The US dollar is still by far the leading global reserve currency, and many market observers think that it will remain so for quite a long time.
This Newsletter has predicated gloom and doom for the dollar, and now the scenario for the greenback is becoming darker and darker. A 9% fall in value in 2017 has been widely noted, and traders have seen the euro gain against the dollar. This may be the end of the beginning of the fall of the US currency. One should also note the gains in gold at the end of the last year even if they were not extravagant. Gold is over $ 1,300.00 per ounce. Of course one can expect the BIS to intervene in the market to keep the price down so that gold seems less likely to replace the dollar as a reserve currency.
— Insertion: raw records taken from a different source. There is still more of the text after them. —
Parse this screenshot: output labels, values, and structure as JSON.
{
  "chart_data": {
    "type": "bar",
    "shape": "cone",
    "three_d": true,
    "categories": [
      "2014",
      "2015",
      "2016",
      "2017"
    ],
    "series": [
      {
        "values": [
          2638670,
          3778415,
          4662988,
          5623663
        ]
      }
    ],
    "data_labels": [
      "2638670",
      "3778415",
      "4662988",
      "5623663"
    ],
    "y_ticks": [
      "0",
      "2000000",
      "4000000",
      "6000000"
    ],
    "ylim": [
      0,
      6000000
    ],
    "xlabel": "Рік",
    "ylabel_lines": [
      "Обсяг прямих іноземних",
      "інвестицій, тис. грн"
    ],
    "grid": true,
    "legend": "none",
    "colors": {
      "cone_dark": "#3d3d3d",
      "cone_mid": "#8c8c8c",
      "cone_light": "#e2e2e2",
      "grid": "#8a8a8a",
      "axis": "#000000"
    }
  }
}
Against this background is the increasing Federal debt, which has gone over 20 trillion and is currently 20.6 trillion with a budget deficit of over 650 billion for 2018.
In as much as the Fed plans three more interest rate increases in addition to QT (Quantitative Tightening or Quantitative Tapering), set to accelerate during 2018, servicing the massive federal debt will become much more expensive and contribute to further increasing the debt.
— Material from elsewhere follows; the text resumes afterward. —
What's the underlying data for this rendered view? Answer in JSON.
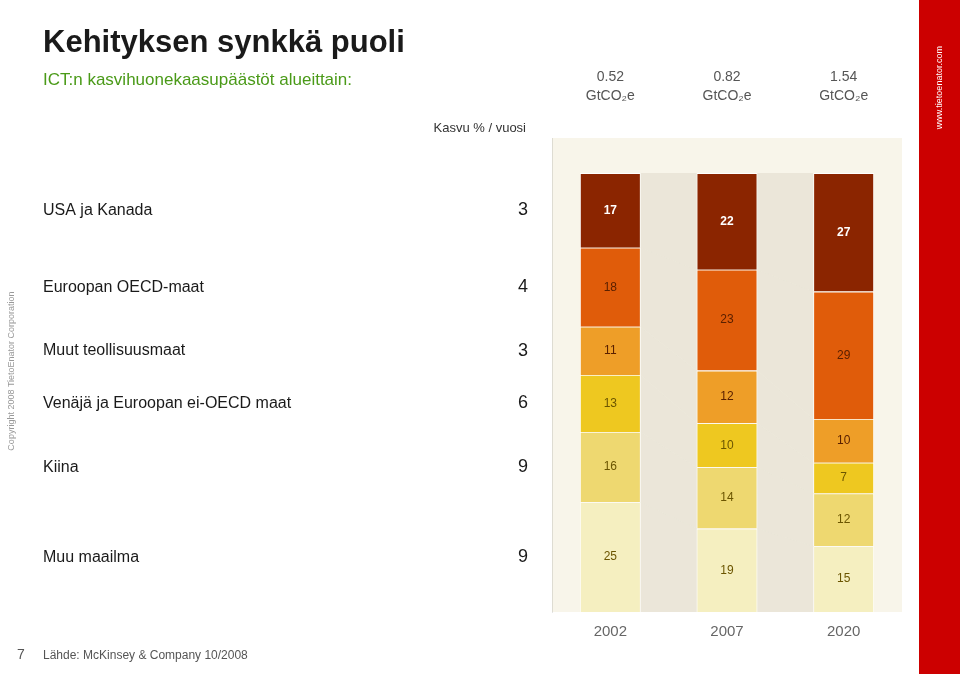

When the Fed raises interest rates, a recession usually follows, and this would mean the calculations of the budget office would be very far off the mark as tax income would markedly decrease. With the new tax law, the deficit will increase in any case. Furthermore, it is to be doubted if the repatriation of corporate funds presently parked abroad would be employed in capital expenditure rather than share buybacks and M & A after the new lower tax rates had been paid.
Yet another factor that the White House apparently has not properly considered is the enthusiasm with which foreigners would continue to hold and purchase Treasuries. The Chinese have approximately 1.1 trillion dollars of US debt, and it remains to be seen if they will continue buying American paper. Add to this the Russian and Chinese plan to promote the yuan in place of the petrodollar, and one has the perfect forex storm brew in preparation. If Saudi Arabia decides to accept payment in yuan for the large amounts of oil that China imports, then the barrel will start rolling faster and faster.
The conclusion is that forex traders should watch out for the weak dollar to avoid losses and that the great accumulation of debt in the US will erode confidence in the American currency. The best way for investors to hedge in forex is to short the dollar and move into other currencies, and this includes the ruble and the yuan. 2018 is going to be a pivotal year. American hegemony is being challenged.